I head for the garden. A gentle storm is coming and I'm ready. I'm surrounded by short and tall trees, flowers, and a field of grass. It's almost dark. I take a deep breath and pray, my head towards the skies, "Come. Please, come."
I remove a piece of clothing at a time. First, my top, then, my pants, underwear and bra. I set them to the right, on the porch. I grab my book...my book of secrets and lay on the grass making sure to keep it close to my chest. And, I wait, eagerly and with great anticipation.
I hear the sound of thunder, notice the lightning. I'm slightly cold, which keeps me present. I clutch on tighter to my book, and close my eyes. Suddenly, I feel a mist. The rain is coming down...soft at first, and then harder...but, not too hard.
I open up the book. I want the water to wash away all of it. Every secret resides within, so why keep a record? The ink runs and stains, like watercolour on a canvas. I hear the voices through the trees, the rustling of the leaves...here, the water speaks and I take it all in, absorb every drop, because it's my nourishment and it knows how to feed me.
I set the book aside and raise my knees up, my feet settled on the ground, and I arch my head and chest, upward. I pray some more, "Wash away these stains...make me whole." I feel each pin prick, like tiny stars falling from the heavens.
I move my left arm to the side, my palm facing down, I take my right hand and place it between my breasts. I sense myself in a deeper way. I sense power with the rising and falling of my breath. And still, the water comes and I thank it for my blessings.
Then, I turn my body on its left side, and settle my right arm and hand on my right hip, while my left hand cradles my head. Oh God...the freedom...is paralyzing. It's now so dark that I rely on sound and I'm moved by how many sounds I can actually hear, how many sounds I fail to hear, otherwise, when I'm distracted by this or that thing. If I died, here, it would be the perfect death and the perfect birth. Just me and nature. Just me and the gods.
Suddenly, I notice a white light not too far from me. I lift my head. The light flickers between the trees. It draws closer. I try to focus my gaze while I wipe the rain from my eyes and face. Instinctively, I take my hair and cover my chest with it, as much as I can. The light draws closer still.
I notice wings...majestic wings...I've never seen before in my life...except in dreams and art pictures. I feel the fear as I stand there transfixed. I hear, "Come. Do not be afraid. You know I can be trusted." He's right. I do know that but I don't know "how" I know...
He's huge, overwhelmingly, beautiful...and intense...towering over me. He could easily devour me whole, but, that's not the plan. He takes a step back and lowers his left wing. "Go ahead." I raise my right arm, take my hand and touch part of his wing, with some hesitation, as though I were approaching a wild animal. And it dawns on me, the rain doesn't touch him...or...I...in this moment. He asks, "What do you want to know?" His voice is deep and penetrating. "I'll only answer once so mark my words." I answer, "I only want to look at you."

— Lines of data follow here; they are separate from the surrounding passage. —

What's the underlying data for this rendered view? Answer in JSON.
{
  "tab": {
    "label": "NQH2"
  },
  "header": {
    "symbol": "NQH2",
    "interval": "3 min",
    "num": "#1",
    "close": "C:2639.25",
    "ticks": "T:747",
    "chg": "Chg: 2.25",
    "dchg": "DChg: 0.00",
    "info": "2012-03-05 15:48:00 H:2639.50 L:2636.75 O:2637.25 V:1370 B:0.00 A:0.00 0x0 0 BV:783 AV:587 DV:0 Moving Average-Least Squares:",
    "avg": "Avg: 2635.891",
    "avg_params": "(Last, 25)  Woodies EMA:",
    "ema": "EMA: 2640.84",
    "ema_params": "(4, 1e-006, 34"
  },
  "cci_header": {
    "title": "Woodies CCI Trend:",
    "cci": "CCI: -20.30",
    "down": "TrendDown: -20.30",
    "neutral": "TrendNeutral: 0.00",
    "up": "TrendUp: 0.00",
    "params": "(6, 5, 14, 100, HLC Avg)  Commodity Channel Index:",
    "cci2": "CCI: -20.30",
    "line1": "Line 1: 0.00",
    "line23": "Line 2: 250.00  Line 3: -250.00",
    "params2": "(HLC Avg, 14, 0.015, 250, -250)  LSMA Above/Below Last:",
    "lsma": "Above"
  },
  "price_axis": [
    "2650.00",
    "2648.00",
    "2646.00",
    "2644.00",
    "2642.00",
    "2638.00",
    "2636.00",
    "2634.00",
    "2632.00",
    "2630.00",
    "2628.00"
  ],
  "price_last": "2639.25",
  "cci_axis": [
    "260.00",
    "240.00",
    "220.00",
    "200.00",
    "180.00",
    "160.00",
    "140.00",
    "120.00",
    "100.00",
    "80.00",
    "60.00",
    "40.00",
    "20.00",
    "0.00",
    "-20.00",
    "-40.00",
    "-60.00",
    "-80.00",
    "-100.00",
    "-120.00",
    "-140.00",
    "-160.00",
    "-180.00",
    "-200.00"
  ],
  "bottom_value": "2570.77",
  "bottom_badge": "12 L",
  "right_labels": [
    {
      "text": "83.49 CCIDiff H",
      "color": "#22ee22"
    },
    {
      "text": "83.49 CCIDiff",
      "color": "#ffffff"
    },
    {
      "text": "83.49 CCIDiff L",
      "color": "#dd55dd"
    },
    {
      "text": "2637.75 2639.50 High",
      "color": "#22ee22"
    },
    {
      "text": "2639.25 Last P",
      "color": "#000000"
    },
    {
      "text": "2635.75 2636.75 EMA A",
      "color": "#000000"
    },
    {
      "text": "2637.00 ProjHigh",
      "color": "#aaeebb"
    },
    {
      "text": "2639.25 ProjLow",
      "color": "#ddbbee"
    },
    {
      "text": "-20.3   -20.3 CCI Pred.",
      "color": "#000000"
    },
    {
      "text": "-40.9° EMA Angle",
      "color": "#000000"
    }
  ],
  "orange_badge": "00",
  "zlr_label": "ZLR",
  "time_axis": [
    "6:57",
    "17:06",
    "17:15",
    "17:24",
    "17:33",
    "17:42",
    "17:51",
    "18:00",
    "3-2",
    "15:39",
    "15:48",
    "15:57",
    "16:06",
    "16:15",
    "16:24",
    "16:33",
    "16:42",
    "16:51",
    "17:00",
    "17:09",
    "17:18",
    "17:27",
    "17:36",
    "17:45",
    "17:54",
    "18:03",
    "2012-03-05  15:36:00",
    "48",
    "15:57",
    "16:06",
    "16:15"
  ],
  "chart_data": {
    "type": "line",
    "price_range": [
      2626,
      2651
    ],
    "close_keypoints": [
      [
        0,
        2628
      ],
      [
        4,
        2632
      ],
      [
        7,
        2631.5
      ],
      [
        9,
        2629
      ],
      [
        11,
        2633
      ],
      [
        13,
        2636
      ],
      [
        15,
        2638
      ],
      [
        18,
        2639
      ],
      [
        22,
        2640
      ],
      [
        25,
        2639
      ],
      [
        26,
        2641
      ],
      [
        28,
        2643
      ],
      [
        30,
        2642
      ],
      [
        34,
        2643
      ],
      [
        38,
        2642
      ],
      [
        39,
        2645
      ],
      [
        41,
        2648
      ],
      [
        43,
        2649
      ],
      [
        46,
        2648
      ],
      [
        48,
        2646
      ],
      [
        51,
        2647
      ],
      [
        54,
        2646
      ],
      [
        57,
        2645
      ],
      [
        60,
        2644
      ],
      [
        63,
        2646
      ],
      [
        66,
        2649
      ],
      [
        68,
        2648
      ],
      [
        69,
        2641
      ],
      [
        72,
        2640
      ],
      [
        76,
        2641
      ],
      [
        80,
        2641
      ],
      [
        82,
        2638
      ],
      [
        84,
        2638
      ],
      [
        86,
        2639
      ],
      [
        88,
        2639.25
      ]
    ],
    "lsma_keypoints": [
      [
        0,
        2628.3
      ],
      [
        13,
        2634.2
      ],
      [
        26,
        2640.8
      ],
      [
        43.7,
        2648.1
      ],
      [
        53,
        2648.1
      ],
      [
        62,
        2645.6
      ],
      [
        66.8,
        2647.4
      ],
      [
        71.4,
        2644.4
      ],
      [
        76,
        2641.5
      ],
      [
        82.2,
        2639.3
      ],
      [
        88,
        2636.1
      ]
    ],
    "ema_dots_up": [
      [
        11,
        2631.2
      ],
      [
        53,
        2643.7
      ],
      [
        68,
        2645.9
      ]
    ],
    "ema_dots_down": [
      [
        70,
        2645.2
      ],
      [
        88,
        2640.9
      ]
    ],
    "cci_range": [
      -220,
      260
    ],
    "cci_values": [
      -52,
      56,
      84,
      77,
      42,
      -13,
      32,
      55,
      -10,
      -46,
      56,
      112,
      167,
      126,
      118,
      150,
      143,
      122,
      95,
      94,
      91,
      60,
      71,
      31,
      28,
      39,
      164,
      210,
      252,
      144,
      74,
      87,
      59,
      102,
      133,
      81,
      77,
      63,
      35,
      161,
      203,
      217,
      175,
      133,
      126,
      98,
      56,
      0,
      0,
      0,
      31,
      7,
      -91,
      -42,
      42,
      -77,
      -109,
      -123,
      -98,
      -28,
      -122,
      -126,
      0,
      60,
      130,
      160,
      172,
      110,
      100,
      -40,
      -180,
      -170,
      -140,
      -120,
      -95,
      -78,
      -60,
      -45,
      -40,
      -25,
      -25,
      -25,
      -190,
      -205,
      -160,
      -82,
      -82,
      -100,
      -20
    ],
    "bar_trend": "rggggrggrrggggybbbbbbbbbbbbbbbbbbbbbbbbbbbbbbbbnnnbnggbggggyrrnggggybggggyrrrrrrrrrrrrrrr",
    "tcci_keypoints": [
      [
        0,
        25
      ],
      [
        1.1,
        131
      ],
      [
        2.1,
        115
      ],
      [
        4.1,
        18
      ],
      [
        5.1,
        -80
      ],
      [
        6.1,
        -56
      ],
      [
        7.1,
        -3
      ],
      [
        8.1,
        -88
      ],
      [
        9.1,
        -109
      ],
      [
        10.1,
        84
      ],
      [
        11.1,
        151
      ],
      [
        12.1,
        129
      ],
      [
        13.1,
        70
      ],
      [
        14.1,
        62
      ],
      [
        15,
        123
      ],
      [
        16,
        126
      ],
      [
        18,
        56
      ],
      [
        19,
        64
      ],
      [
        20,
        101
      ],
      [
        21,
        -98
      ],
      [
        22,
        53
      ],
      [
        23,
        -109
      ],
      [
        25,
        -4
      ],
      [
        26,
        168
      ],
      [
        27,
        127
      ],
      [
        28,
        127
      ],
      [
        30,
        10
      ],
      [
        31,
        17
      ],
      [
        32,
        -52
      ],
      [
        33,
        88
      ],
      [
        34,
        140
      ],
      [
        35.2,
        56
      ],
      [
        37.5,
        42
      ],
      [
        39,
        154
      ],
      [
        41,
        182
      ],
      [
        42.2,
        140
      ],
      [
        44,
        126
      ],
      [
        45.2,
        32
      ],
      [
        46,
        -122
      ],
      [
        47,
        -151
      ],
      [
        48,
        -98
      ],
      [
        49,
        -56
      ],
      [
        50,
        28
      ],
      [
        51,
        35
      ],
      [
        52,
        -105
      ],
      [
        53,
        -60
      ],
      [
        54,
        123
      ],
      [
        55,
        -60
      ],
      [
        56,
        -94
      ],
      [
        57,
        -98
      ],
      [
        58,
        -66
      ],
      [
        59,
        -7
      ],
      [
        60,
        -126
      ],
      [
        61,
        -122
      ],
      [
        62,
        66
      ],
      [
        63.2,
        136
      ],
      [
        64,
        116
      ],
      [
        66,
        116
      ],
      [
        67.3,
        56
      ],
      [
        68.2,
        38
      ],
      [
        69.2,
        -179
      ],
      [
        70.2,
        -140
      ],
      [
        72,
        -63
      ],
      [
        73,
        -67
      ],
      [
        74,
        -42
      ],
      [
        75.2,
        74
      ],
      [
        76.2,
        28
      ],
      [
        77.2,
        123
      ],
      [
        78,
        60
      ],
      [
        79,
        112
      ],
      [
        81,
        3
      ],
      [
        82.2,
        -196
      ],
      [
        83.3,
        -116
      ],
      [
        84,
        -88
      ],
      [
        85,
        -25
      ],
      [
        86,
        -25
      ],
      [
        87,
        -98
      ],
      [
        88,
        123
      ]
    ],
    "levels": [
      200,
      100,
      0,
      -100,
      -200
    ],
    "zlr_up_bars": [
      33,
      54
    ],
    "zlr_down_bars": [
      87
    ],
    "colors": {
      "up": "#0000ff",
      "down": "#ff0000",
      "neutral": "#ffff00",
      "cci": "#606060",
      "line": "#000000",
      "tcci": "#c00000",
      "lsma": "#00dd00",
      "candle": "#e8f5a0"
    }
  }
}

He speaks, "Rough night, yesterday, yes? And you called on me, did you not?" I nod, yes. "Did I not come? Stop doubting. I am here, as long as you want me to be. Do you understand? There's nothing to prove. Stop denying what you know to be true. I carry the sword and the flame. Through the heart, you will see the true from the false. The truth cannot be swayed. The more you deny, the more you will suffer. Do you want the flame or not?"
"I want the flame." He takes his hand, draws fire from his chest and places his hand in the center of my own chest. I feel the intensity of the heat. I see orange. It's painful. "You are ready to receive. Give. Be a vehicle for truth. You will not fail and I will be there. I am no figment of the imagination. You know this. Know thyself and create your destiny...Guard your book."
And just like that, he vanished. I feel the rain again. It's cooling. I drop to the ground. The tears come...tears of great joy and immense sorrow...a burning sensation from deep within. I want relief and at the same time, this tiny pain gives me great pleasure. I am free.